In criticizing the provincial budget, Klein first talked about the
throne speech, given on Feb. 13. The purpose of the throne speech
is to outline a government's goals for the coming year. Klein said
he, along with a number of environmental organizations, was heartened
by the government's strong language on climate change. He noted
that the targets for reducing greenhouse gas emissions rivalled
only those of Quebec and Manitoba.
But because British Columbia generates most of its electricity from
hydro-electric facilities, which don't emit significant amounts
of greenhouse gases, he said that the reductions must come from
the other areas that create significant emissions: the industrial
sector and the transportation sector.
Klein observed that the throne speech barely mentioned public transportation
as a way to reduce vehicle emissions. He said it did talk about
plans to reduce the amount of emissions per vehicle, but that may
not necessarily lead to a reduction in overall emissions.
Even if the emission levels of each vehicle are reduced, he said,
if the number of vehicles on the road increases, the total amount
of emissions may increase. The only way to be sure to reduce emissions
is to reduce the number of vehicles on the road. An effective way
to get vehicles off the road is to improve and expand public transportation.
"And that's where the speech was oddly silent," he said,
"[there was] almost nothing on public transit."
Klein's criticism of the throne speech and provincial budget also
focused on homelessness and poverty. He said that, for a government
that loves targets and for a province with a poverty level that
ranks among the worst in Canada (except for Newfoundland), it had
only one target that focused on homelessness and poverty, and that
target is essentially flawed.
"When it comes to that whole file," he said, "the
only target this government has set has been on welfare case-load
reduction and they indeed have been going down."
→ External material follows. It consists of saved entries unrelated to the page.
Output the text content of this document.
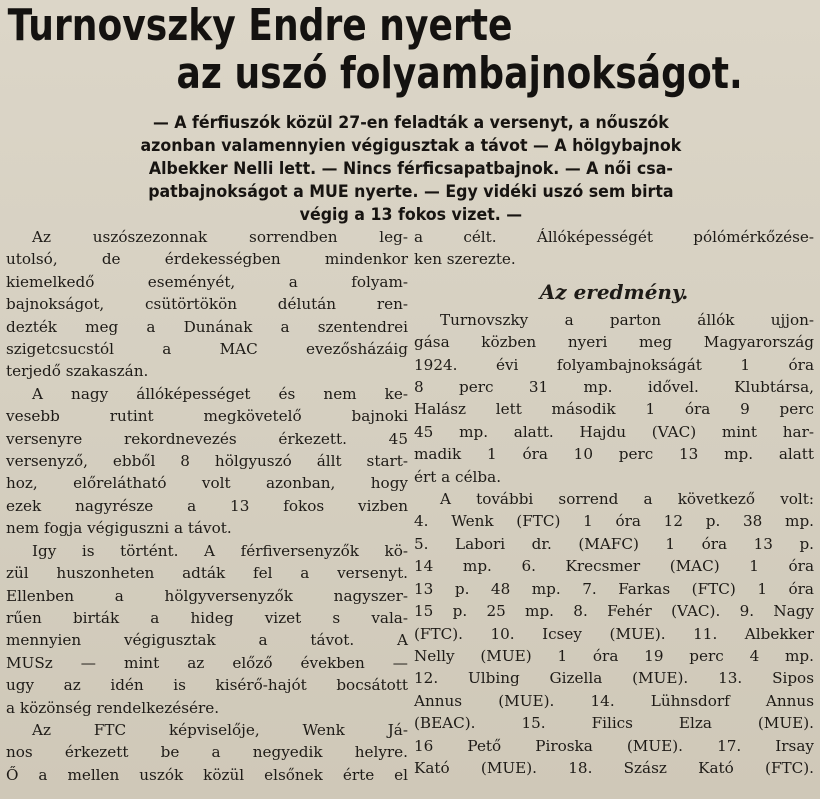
Turnovszky Endre nyerte
az uszó folyambajnokságot.
— A férfiuszók közül 27-en feladták a versenyt, a nőuszók
azonban valamennyien végigusztak a távot — A hölgybajnok
Albekker Nelli lett. — Nincs férficsapatbajnok. — A női csa-
patbajnokságot a MUE nyerte. — Egy vidéki uszó sem birta
végig a 13 fokos vizet. —
Az uszószezonnak sorrendben leg-
utolsó, de érdekességben mindenkor
kiemelkedő eseményét, a folyam-
bajnokságot, csütörtökön délután ren-
dezték meg a Dunának a szentendrei
szigetcsucstól a MAC evezősházáig
terjedő szakaszán.
A nagy állóképességet és nem ke-
vesebb rutint megkövetelő bajnoki
versenyre rekordnevezés érkezett. 45
versenyző, ebből 8 hölgyuszó állt start-
hoz, előrelátható volt azonban, hogy
ezek nagyrésze a 13 fokos vizben
nem fogja végiguszni a távot.
Igy is történt. A férfiversenyzők kö-
zül huszonheten adták fel a versenyt.
Ellenben a hölgyversenyzők nagyszer-
rűen birták a hideg vizet s vala-
mennyien végigusztak a távot. A
MUSz — mint az előző években —
ugy az idén is kisérő-hajót bocsátott
a közönség rendelkezésére.
Az FTC képviselője, Wenk Já-
nos érkezett be a negyedik helyre.
Ő a mellen uszók közül elsőnek érte el
a célt. Állóképességét pólómérkőzése-
ken szerezte.
Az eredmény.
Turnovszky a parton állók ujjon-
gása közben nyeri meg Magyarország
1924. évi folyambajnokságát 1 óra
8 perc 31 mp. idővel. Klubtársa,
Halász lett második 1 óra 9 perc
45 mp. alatt. Hajdu (VAC) mint har-
madik 1 óra 10 perc 13 mp. alatt
ért a célba.
A további sorrend a következő volt:
4. Wenk (FTC) 1 óra 12 p. 38 mp.
5. Labori dr. (MAFC) 1 óra 13 p.
14 mp. 6. Krecsmer (MAC) 1 óra
13 p. 48 mp. 7. Farkas (FTC) 1 óra
15 p. 25 mp. 8. Fehér (VAC). 9. Nagy
(FTC). 10. Icsey (MUE). 11. Albekker
Nelly (MUE) 1 óra 19 perc 4 mp.
12. Ulbing Gizella (MUE). 13. Sipos
Annus (MUE). 14. Lühnsdorf Annus
(BEAC). 15. Filics Elza (MUE).
16 Pető Piroska (MUE). 17. Irsay
Kató (MUE). 18. Szász Kató (FTC).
But case load reduction does not necessarily lead to less poverty,
said Klein. Case-load reduction may simply mean that fewer people
are looking to the government for help.
"When the City of Vancouver has done their homeless headcounts
they did one in 2001 and then they did one in late 2004
they found that the number of homeless had doubled," he said.
"But particularly intriguing is that in 2001, 15 per cent of
the people in the count were not on social assistance. By the end
of 2004, 75 per cent were not on social assistance."
Part of the problem, Klein said, is in how the government estimates
a surplus when budgeting for the coming year.
"The way that government works is that the money bills have
to pass the legislature in the year in which money is expended,"
he said. That means each ministry must spend its allotted funds
by March 31. Otherwise, Klein said, "it goes into debt reduction."
If the surplus estimate is low, Klein said, then money that can
be earmarked for social programs isn't available, in effect making
debt reduction a priority. And this happens, he claimed, without
debate.
"Cumulatively over the last five years, they [the provincial
government] have misstated the size of the surplus at budget time
by over $10 billion," he said. "That's taking that money
off the table."
Geoff D'Auria is a Vancouver freelance writer.